GSE Worldwide is expanding its services to reach deeper into the college athletics market. The new division is solely dedicated to negotiating name, image, and likeness (NIL) deals for GSE’s collegiate clients.
GSE has already dabbled in the NIL space, representing athletes such as Alabama standout athletes John Metchie (football) and Jahvon Quinerly (basketball).
Russ Spielman, Senior Executive Vice President at GSE, addressed some lessons learned from working with college athletes this past season. He said, “managing everyone’s expectations” was critically noteworthy moving forward into a more robust dive into working in NIL. Another lesson Spielman mentioned was realizing there are “so many little pieces of minutiae, so that if you address all of that in advance, it’ll make things easier as you progress.”
Spielman acknowledged the priorities of student-athletes. They’re college students who play a sport on top of going to class and studying. Social media comes secondary, and it is unrealistic to expect it to be a full-time job. With that said, GSE will listen to the career aspirations of its clients and involve the athletes in opportunities that will help propel them in whichever direction they choose. Some of the more accessible prospects Spielman anticipates are memorabilia and trading cards. In addition, QSRs (Quick Service Restaurants) show a lot of potential for athletes to capitalize on their NIL.
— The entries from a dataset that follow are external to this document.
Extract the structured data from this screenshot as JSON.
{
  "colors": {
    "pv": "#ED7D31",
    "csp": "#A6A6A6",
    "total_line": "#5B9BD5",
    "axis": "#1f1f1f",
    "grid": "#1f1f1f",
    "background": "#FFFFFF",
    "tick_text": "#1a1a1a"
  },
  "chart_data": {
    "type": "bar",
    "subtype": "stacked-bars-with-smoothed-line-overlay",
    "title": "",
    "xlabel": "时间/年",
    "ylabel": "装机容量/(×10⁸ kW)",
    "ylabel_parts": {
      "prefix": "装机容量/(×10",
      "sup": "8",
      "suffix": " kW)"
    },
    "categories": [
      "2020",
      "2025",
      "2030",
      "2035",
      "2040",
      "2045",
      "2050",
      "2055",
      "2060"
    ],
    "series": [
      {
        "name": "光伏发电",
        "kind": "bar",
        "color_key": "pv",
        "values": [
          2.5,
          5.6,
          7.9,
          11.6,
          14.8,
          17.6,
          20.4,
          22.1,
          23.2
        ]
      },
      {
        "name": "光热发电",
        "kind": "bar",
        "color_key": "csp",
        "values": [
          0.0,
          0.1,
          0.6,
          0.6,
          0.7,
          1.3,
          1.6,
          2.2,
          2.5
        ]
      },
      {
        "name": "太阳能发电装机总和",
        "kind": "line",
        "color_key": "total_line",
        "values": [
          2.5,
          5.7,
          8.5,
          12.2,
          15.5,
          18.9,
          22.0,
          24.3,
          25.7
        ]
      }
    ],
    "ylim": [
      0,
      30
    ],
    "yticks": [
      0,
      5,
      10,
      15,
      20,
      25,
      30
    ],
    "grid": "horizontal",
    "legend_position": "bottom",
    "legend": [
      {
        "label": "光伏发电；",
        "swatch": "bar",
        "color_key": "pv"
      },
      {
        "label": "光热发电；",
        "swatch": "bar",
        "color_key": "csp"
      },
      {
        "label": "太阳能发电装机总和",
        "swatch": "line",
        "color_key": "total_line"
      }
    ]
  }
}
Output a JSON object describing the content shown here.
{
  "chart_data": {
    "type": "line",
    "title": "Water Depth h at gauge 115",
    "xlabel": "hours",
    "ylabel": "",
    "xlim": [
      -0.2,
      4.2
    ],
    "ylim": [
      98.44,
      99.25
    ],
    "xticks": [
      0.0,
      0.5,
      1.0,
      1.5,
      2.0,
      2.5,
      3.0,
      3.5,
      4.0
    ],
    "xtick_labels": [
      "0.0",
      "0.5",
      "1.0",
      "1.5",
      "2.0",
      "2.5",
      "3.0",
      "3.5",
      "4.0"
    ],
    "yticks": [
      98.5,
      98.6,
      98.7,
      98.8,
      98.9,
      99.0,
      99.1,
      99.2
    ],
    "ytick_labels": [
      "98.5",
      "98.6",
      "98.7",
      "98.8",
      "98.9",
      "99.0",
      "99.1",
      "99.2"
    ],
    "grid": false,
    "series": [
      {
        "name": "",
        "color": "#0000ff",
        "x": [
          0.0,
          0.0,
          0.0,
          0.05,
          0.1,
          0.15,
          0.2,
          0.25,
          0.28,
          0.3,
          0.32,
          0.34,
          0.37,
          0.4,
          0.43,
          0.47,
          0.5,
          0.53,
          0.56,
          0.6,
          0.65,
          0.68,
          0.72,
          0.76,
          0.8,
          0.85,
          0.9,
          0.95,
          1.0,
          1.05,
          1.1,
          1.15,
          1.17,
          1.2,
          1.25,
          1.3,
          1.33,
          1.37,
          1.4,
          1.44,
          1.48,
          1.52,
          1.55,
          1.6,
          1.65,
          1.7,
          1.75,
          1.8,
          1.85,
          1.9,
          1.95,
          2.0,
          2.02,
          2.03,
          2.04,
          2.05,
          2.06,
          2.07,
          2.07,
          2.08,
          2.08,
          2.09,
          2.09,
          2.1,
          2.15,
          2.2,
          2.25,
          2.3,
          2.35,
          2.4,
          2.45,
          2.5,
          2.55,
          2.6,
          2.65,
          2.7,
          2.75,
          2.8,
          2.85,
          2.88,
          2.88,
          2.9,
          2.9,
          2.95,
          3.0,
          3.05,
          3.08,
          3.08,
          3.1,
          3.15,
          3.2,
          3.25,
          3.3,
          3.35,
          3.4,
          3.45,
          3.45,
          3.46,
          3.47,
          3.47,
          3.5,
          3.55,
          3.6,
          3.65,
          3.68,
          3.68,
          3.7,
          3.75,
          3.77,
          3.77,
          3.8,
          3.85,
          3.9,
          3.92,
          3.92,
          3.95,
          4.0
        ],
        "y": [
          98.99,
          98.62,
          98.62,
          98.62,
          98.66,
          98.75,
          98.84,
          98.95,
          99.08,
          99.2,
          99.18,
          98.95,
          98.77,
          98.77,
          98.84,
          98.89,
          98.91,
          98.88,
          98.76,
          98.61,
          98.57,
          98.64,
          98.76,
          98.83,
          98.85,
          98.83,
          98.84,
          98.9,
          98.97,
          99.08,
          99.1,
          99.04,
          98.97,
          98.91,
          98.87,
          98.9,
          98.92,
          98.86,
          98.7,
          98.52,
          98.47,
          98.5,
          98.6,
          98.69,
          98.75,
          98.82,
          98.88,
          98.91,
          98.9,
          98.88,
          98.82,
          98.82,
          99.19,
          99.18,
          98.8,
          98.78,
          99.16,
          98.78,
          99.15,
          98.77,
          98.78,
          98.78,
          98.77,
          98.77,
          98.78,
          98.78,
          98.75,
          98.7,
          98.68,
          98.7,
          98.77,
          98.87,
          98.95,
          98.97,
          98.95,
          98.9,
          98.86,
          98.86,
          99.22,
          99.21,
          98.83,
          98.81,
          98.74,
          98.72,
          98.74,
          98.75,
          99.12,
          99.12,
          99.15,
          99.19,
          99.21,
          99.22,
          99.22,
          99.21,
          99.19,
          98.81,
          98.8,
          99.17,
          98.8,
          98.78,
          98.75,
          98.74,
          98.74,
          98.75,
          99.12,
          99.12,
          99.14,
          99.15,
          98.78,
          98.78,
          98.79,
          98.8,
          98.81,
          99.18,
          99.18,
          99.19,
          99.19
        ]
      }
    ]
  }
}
While some athletes at big-name programs may have more opportunities off the bat, Spielman recognizes other factors, like narrative, are equally important in an athlete’s ability to attract deals. “People like the Cavinder twins and others who are great social media personalities. We’re with Jahvon Quinerly, who plays basketball at Alabama is a good social media personality,” said Spielman. “People are gravitating to that. … Marketing is much more of an art than a science.”
Since NIL has taken college athletics by storm, some unlikely sports have emerged as promising opportunities for student-athletes. New creative developments like the “Next In Line” program launched by the WWE offer athletes a route to unique collaborative partnerships that may otherwise not be available to them. “We might not have previously considered wrestling as a sport to focus on,” Spielman said. “I personally have an affinity for lacrosse, where I might give that more time and attention.”